Conçue en Italie à la mesure d’Adolphe Nourrit puis en France à celle de Gilbert Duprez, deux des plus grands ténors du 19e siècle, la partition des Martyrs échappe moins qu’une autre à la règle. Cet enregistrement vaut d’abord par la présence de Michael Spyres dont une partie de la carrière semble vouloir marcher sur les brisées d’Adolphe Nourrit, ainsi qu’en témoignait à Bad Wildbad l’été dernier deux concerts en forme d’hommage au créateur du rôle d’Arnold dans Guillaume Tell. Dans une forme superlative, le ténor américain éclaire d’un chant remarquable d’aisance et de diction une musique qui nécessite un tel éclairage pour exposer ses qualités dramatiques. Dès son premier duo avec son ami Néarque, ce Polyeucte émérite s’impose par une noblesse qu’induit le sens de la déclamation française. La voix parait assurée, plus que d’autres fois. Chaque mot, chaque syllabe sont frappés du juste accent. Les confrontations avec Pauline puis Severe mettent en valeur l’ardeur juvénile, une bravoure qui, malheureusement, a tendance à se diluer dans des ensembles grandiloquents (a-t-on jamais noté tout ce que « Gloria all’ Egitto » dans Aida doit à « Dieux infernaux, prenez votre conquête » ?). L’interprétation culmine au 3e acte avec l’air « mon seul trésor » sus cité, complété de sa cabalette « Oui, j’irai dans leurs temples » couronnée d’un contre-Mi ahurissant.
Emportée par la ferveur de « je crois en Dieu, roi du ciel et de la terre », d’une insupportable actualité si l’on pense au génocide vécu aujourd’hui par les chrétiens d’Orient, Pauline a-t-elle d’autres choix que de se convertir ? Le chant épais de Joyce El-Khoury préfère pourtant l’éclat à la prière : un « Oui, par la foi jurée » fougueux à « Qu’ici ta main glacée » sincère mais scolaire. Julie Dorus-Gras, la créatrice du rôle, chantait Eudoxie dans La Juive et Marguerite dans Les Huguenots, c’est dire ce que l’on est en droit d’attendre de Pauline en termes d’agilité et d’effets belcantistes. N’y aurait-il pas fausse donne ? Côté païens, David Kempster et Brindley Sherrat en Severe et Felix, l’ex-amant et le père de Pauline, remplissent le contrat sans faire d’étincelles dans un répertoire – on l’a dit – qui exige davantage. Comment ne pas songer à ce que pourraient proposer dans ces trois rôles Annick Massis, Ludovic Tézier et Nicolas Courjal, par exemple.

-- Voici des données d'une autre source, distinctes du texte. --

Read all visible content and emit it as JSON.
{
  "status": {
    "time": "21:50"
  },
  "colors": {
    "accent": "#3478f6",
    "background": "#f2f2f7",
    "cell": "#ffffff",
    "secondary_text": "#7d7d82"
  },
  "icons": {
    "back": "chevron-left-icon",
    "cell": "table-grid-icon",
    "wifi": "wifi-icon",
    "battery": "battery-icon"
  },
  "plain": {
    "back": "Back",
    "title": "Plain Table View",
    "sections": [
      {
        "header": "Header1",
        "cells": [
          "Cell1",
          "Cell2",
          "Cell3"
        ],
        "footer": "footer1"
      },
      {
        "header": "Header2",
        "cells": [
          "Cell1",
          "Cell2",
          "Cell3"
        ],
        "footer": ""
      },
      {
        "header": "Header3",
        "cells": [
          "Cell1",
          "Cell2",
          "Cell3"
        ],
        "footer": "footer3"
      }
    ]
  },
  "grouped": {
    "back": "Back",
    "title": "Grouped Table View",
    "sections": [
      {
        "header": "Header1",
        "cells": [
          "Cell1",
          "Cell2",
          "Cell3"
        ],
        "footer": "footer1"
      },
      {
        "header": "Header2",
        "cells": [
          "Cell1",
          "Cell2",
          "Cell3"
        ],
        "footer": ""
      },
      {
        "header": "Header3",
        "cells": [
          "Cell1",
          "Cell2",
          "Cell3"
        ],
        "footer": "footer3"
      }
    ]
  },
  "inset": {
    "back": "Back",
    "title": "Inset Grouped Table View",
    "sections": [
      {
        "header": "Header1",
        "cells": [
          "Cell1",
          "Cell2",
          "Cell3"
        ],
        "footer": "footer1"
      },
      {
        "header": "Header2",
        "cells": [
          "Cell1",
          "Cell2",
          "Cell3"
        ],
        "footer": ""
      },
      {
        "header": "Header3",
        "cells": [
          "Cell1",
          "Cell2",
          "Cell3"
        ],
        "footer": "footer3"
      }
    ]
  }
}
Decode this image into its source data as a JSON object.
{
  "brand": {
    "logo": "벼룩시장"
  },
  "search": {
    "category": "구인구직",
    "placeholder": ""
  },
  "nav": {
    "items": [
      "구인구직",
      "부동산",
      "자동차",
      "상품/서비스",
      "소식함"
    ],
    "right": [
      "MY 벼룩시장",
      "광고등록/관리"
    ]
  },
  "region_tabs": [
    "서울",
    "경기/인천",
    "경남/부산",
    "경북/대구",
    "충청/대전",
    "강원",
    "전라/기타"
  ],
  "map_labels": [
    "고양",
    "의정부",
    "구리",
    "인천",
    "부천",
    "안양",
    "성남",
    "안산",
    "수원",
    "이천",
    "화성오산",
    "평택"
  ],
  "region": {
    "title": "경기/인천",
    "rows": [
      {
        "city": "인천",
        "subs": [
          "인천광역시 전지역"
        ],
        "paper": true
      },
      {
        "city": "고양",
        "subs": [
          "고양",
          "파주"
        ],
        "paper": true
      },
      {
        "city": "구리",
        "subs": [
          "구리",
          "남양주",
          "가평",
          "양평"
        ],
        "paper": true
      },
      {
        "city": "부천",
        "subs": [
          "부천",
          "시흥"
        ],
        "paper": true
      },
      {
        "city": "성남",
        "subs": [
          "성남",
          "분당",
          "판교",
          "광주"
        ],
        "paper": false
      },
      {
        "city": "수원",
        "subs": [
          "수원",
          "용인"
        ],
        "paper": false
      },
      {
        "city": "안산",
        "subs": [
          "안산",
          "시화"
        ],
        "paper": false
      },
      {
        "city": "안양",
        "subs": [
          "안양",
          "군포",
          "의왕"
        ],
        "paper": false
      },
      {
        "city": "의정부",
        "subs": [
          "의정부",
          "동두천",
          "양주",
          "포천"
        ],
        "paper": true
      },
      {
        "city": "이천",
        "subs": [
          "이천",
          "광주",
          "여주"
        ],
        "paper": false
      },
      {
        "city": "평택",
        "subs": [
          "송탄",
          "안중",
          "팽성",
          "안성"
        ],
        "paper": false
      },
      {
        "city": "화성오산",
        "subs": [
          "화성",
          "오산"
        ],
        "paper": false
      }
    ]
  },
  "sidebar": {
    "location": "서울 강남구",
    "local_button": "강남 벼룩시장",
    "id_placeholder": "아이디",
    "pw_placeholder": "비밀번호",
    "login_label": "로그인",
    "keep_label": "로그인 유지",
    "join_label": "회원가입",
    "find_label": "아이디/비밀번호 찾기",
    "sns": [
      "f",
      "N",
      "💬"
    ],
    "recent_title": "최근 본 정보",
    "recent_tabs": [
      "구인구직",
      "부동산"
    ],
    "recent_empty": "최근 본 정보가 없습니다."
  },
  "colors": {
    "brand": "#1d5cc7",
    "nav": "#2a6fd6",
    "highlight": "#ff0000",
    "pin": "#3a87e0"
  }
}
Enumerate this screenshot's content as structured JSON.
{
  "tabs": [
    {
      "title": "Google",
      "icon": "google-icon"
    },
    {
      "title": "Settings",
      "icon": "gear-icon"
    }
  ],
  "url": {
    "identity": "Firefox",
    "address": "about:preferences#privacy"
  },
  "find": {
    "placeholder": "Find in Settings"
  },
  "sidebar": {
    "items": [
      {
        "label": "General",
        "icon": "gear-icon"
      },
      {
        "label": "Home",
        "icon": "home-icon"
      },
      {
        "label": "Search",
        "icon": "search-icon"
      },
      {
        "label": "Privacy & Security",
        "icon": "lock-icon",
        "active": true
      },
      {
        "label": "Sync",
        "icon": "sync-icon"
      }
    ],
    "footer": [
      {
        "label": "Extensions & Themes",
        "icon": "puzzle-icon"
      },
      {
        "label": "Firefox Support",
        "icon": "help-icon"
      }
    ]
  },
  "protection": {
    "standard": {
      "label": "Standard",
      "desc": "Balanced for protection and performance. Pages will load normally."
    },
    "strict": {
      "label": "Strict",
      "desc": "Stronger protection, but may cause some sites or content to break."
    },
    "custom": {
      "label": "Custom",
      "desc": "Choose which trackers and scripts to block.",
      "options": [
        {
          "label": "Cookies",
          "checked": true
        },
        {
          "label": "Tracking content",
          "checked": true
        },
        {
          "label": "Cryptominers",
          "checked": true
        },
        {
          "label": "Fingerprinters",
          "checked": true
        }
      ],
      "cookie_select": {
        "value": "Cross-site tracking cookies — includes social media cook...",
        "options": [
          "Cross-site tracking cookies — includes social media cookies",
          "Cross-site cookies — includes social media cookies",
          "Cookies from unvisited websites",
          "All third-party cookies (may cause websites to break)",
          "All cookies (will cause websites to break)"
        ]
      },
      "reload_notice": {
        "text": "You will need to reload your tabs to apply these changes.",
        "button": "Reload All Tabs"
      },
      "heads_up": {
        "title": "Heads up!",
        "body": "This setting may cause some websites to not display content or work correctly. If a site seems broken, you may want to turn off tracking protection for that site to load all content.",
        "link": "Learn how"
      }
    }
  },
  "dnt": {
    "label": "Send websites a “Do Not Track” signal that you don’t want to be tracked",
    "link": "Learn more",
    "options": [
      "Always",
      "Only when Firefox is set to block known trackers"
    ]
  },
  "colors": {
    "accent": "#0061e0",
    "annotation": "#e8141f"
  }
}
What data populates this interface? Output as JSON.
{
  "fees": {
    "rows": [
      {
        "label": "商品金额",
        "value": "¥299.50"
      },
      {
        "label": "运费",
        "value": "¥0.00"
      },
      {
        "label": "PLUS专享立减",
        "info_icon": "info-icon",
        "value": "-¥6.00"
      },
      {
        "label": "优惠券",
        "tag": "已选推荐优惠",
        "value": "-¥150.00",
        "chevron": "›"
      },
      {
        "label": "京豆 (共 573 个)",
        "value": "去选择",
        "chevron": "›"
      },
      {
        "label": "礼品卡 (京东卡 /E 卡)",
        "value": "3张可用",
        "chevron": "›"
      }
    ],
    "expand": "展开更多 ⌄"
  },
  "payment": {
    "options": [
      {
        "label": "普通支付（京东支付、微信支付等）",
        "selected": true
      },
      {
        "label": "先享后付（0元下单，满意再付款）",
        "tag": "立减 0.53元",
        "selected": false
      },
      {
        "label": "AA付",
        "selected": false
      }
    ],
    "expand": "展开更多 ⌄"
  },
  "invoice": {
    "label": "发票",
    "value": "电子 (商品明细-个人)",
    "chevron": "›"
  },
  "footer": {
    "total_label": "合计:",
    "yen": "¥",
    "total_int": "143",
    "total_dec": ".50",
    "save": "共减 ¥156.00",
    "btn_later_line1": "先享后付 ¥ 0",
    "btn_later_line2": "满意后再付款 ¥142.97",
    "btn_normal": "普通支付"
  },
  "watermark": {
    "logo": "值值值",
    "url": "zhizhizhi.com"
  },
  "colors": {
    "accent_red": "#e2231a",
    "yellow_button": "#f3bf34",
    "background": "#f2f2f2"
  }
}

L’Orchestra of the Age of Enlightenment dirigé par Sir Mark Elder signe sa quatrième collaboration avec Opera Rara. Quoi que l’on pense de sa direction, probe mais lisse, l’exhumation de ces Martyrs, basée sur une nouvelle édition critique n’aurait pas été possible sans l’énergie qu’il met à défendre la partition. Grâce lui soit rendue.